DETAILED DESCRIPTION
[0075] The present invention includes a method and apparatus to
find, analyze and convert unstructured and semi-structured
information into a structured format to be used as a knowledge
repository for different search applications.
[0076] FIG. 1 is a high-level block diagram of a system for facts
extraction and domain knowledge repository creation from
unstructured and semi-structured documents. System 10 includes a
set of document acquisition servers (12, 14, 16 and 18) that
collect information from the World Wide Web and other sources and
using surface and deep web crawling capabilities, and also receive
information through direct feeds using for example RSS and ODBC
protocols. System 10 also includes a document repository database
20 that stores all collected documents. System 10 also includes a
set of knowledge agent servers (32, 34, 36 and 38) that process the
document stored in the database 20 and extract candidate facts from
these documents. The candidate facts are stored in the candidate
database 40. System 10 also includes inference and verification
servers (52 and 54) that integrate and verify candidate facts from
the database 40 and store the results in the knowledge database 60.
The database 60 can be used as a source for data feeds and also can
be copied to a database server for an internet application, such as
a business information search, job search or travel search.

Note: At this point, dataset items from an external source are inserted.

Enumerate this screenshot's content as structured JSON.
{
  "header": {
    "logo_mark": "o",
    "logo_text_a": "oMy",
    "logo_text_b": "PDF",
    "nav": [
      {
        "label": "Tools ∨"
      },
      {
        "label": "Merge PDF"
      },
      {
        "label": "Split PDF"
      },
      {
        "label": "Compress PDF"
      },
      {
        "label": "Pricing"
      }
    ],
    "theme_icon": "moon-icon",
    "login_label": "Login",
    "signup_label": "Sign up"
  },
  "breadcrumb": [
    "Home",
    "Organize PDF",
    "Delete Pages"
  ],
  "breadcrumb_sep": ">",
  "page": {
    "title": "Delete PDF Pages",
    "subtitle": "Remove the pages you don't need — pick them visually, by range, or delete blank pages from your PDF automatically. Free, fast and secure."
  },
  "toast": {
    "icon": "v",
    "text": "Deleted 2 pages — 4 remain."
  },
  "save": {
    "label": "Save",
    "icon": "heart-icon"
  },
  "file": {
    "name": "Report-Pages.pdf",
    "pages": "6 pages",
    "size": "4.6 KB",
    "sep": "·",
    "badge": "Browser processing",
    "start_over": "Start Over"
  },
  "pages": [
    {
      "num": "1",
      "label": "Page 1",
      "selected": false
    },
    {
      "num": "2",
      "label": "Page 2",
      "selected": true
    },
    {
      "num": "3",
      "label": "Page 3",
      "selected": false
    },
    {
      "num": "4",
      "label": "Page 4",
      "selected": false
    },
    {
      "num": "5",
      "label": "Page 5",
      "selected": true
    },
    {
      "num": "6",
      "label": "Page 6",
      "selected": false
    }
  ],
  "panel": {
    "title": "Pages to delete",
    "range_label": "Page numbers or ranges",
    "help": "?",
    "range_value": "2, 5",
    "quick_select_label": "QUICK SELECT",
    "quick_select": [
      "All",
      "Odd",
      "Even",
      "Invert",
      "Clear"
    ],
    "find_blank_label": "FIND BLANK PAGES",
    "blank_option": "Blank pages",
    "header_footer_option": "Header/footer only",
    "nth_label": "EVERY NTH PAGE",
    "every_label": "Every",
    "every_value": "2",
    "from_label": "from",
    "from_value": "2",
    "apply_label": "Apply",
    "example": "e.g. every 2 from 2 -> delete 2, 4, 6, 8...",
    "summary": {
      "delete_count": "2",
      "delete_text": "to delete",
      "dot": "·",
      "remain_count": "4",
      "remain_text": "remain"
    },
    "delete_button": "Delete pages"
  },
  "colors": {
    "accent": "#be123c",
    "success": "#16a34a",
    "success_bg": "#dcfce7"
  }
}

[0077] In one embodiment, the search application is a Business
Relationship Network that is a system that finds, analyzes and
converts unstructured and semi-structured business information
present in the World Wide Web, and provides new generation search
capabilities for the internet users.
[0078] For a long time, the main thrust in the Information
Retrieval field was in building mechanisms to deal with the ever
growing amount of available information. With the explosion of the
Internet, the problem of scalability became critical. For keyword
base search systems, scalability is straightforward. For a system
of facts extraction, like Business Information Network, the problem
of scalability is significantly more complex. That is, because
facts about the same object occur in different documents, and thus
should be collected separately but used together to verify or
refute each other, and to build a representative description of an
object.
[0079] In one embodiment of the present invention as illustrated in
FIG. 2, a multi-parallel architecture and algorithms are presented
for building a linearly scalable system for Information Retrieval
that can not only index documents but can extract from them facts
about millions of objects.
[0080] The architecture of the system 10 is based on the principles
of independency of different levels in the system and independency
within layers. Thus crawling is done independently from the
analysis of the pages. Knowledge agents work independently from
each other and within the context of an individual page. Only after
candidate facts are extracted they are compared against each other
during the inference and verification phase. At that time, the size
of the task is several orders of magnitude lower than originally,
so it can be handled with limited resources. The algorithms are
closely related with these concepts of independent knowledge agents
and deferred decisions described hereafter. These principles that
are implemented in building Business Information Network are
applicable to many other areas, such as job listings, travel
information, and legal information.
[0081] In one embodiment of the present invention, methods and
systems are provided, as illustrated in FIG. 3, that process facts
extraction and domain knowledge repository creation. In one
embodiment, the methods and systems of the present invention
utilize the following steps. Firstly, crawlers crawl the Internet
and other sources and generate a set of documents that are analyzed
by knowledge agents. Then each document is analyzed by one or more
knowledge agents. The analysis consists of two parts--global
analysis/layout recognition and local analysis. The results of the
analysis are facts that are scrutinized by further steps to
eliminate false positives. Then each fact goes through the
inference stage where it is getting associated with other facts and
existing objects in the repository. After association, the facts
are scrutinized against each other to eliminate duplicates and
false positives, and finally the facts that passed through previous
steps are stored in the repository that becomes a domain
oracle.
[0082] In one embodiment of the present invention, a method is
presented for reduction of the number of false positives in the
fact extraction process in Information Retrieval. The mechanisms
are based on the principles of deferred decisions and iterative
verification. By way of illustration, and without limitation, this
method is illustrated using Business Information Network examples,
but has general applicability.
[0083] The problem of false positives is much more severe for
facts-based information system as opposed to search engines. To
decrease and eventually eliminate the number of false positives,
the decision making process should have several safety mechanisms.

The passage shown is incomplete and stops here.